E proprio sulla questione delle forniture russe, ora che l’Ucraina ha sbarrato la strada al gas di Mosca, Torlizzi stringe il fuoco. “La Russia vende ancora molto gas liquido via mare, arrivando a superare le esportazioni americane. Dunque, il famoso sganciamento dell’Europa dalla Russia c’è stato sicuramente via tubo, ma via mare no. E anche questo è un elemento da tenere in considerazione”.
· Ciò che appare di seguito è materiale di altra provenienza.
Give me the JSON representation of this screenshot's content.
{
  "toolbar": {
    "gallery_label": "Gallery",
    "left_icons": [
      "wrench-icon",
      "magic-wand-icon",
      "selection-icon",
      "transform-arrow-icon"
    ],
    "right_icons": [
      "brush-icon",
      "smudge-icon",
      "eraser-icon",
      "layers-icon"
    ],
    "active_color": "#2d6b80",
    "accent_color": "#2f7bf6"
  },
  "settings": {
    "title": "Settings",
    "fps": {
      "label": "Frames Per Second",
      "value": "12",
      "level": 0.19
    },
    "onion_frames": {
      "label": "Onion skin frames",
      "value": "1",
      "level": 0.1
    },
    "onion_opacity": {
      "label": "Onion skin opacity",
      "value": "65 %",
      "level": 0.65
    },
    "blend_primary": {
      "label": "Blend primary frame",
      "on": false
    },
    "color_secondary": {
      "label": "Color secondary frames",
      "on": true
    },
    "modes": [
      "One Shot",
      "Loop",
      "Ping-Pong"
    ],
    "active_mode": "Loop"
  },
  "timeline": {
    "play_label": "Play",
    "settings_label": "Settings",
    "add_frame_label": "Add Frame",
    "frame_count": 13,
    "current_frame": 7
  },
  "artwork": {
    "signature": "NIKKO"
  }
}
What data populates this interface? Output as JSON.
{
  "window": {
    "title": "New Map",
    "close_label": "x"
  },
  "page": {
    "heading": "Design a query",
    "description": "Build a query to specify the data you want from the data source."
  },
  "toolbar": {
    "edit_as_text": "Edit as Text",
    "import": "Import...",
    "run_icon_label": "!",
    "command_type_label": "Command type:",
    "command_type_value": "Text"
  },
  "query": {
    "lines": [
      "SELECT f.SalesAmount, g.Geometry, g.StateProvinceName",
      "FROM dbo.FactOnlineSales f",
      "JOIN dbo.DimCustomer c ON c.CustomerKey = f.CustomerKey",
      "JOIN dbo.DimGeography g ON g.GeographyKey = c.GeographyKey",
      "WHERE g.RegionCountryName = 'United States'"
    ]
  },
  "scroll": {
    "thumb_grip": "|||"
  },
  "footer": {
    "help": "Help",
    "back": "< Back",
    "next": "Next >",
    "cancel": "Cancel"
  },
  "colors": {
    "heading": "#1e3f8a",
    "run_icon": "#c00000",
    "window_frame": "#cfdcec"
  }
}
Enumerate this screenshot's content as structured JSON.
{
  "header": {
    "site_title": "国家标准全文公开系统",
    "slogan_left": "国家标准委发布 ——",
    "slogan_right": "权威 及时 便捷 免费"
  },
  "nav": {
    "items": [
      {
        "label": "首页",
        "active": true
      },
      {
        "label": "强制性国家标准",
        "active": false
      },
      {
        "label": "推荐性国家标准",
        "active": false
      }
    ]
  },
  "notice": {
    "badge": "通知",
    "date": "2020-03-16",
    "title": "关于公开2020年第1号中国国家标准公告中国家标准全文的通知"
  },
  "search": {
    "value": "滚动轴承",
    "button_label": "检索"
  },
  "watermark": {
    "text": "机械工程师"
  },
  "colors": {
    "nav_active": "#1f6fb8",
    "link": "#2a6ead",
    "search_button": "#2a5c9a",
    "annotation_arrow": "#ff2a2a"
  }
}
Cambiando scacchiere, viene da chiedersi che cosa bisogna aspettarsi sul versante del gas per i prossimi mesi, se non anni. “Il gas rimarrà centrale, finché il nucleare non verrà messo al centro e parliamo di una svolta che non sarà immediata. Le tensioni ci saranno sul gas, anche per le motivazioni di cui sopra. In Italia il ritorno dell’atomo richiederà anni, è un processo politico e di consenso, in cui va convinta l’opinione pubblica. Nel mentre, però, i rigassificatori possono essere un buon perno per il mix energetico del Paese”.